Nach altchristlichem Verständnis ist das christliche Pfingsten die große Oktav von Ostern, der krönende Abschluss der Osterzeit, wie es auch die östlichen Liturgien bis heute weitgehend gehalten haben. In unserer westlichen Tradition wurde dieser Tag zu einem eigenen Fest der Sendung des Geistes und so selbstständiger empfunden. In manchen Ländern bekam Pfingsten – parallel zu Weihnachten und Ostern – einen zweiten Feiertag. Die Liturgiereform des Konzils hat, wie verschiedene Gebete in den Messen zeigen, das Pfingstfest wieder stärker an Ostern zurückgebunden. Man muss ja überhaupt ein wenig darüber nachdenken, dass nur der Evangelist Lukas vom Pfingstfest als einem eigenen Ereignis berichtet.
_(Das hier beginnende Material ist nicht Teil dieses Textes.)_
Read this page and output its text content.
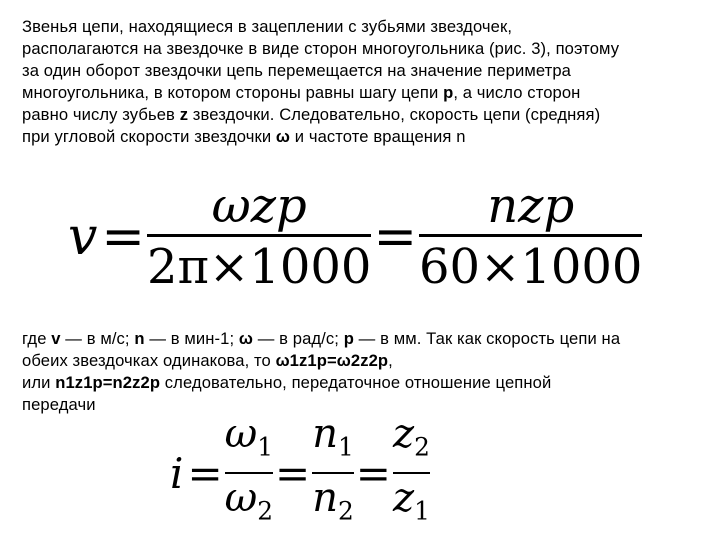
Звенья цепи, находящиеся в зацеплении с зубьями звездочек,
располагаются на звездочке в виде сторон многоугольника (рис. 3), поэтому
за один оборот звездочки цепь перемещается на значение периметра
многоугольника, в котором стороны равны шагу цепи p, а число сторон
равно числу зубьев z звездочки. Следовательно, скорость цепи (средняя)
при угловой скорости звездочки ω и частоте вращения n
$v = \frac{\text{ωzp}}{2\pi\times 1000} = \frac{\text{nzp}}{60\times 1000}$
где v — в м/с; n — в мин-1; ω — в рад/с; p — в мм. Так как скорость цепи на
обеих звездочках одинакова, то ω1z1p=ω2z2p,
или n1z1p=n2z2p следовательно, передаточное отношение цепной
передачи
$i = \frac{\omega_1}{\omega_2} = \frac{n_1}{n_2} = \frac{z_2}{z_1}$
Pfingsten versteht man zunächst nur, wenn man die Verheißung ins Auge fasst, die mit der Himmelfahrt Jesu gegeben ist. Jesus sagt vor der Aufnahme zum Vater, die Jünger sollten in Jerusalem bleiben, sie würden in wenigen Tagen mit dem Heiligen Geist getauft (vgl. Apg 1,5), schließlich heißt es sehr viel konkreter: „Aber ihr werdet die Kraft des Heiligen Geistes empfangen, der auf euch herabkommen wird; und ihr werdet meine Zeugen sein in Jerusalem und in ganz Judäa und Samarien und bis an die Grenzen der Erde." (1,8) Als die Jünger nach Jerusalem zurückkamen, „gingen sie in das Obergemach hinauf, wo sie nun ständig blieben... Sie alle verharrten dort einmütig im Gebet, zusammen mit den Frauen und mit Maria, der Mutter Jesu, und mit seinen Brüdern." (1,13f.)

Dies ist sehr entscheidend für das Verständnis der Jüngerschar, die nun Kirche wird. Die enge Gemeinschaft zeichnet sich dadurch aus, dass sie fest an die Verheißung glaubt, deswegen ständig zusammenbleibt und einmütig im Gebet verharrt. Die christliche Kunst aller Zeiten hat daraus ein eindrucksvolles Bild geprägt, wie die Apostel mit Maria, der Mutter Jesu, meist in einem engen Kreis, miteinander offen sind für das Kommen des Gottesgeistes, ihn betend erwarten, mit nach oben ausgestreckten Armen. Dies gehört ganz elementar zum Verständnis der nun sich stärker herausbildenden Gemeinschaft, dass sie im gemeinsamen Gebet verharrt und sich bewusst ist, dass sie aus sich selbst nicht vollendet ist, vielmehr ihre Treue zum Herrn und besonders auch für ihre Sendung „bis an die Grenzen der Erde" den Beistand des Vaters braucht. Kirche ist darum immer ein Geschöpf des Geistes, nicht zuerst unserer Kraft allein. Es ist verräterisch, wenn wir von Kirche sprechen, man aber im Endeffekt nur Funktionen, Strukturen und Organisationselemente im Blick hat. Auch ein zu großes Interesse an Personen kann Kirche verdecken und entstellen.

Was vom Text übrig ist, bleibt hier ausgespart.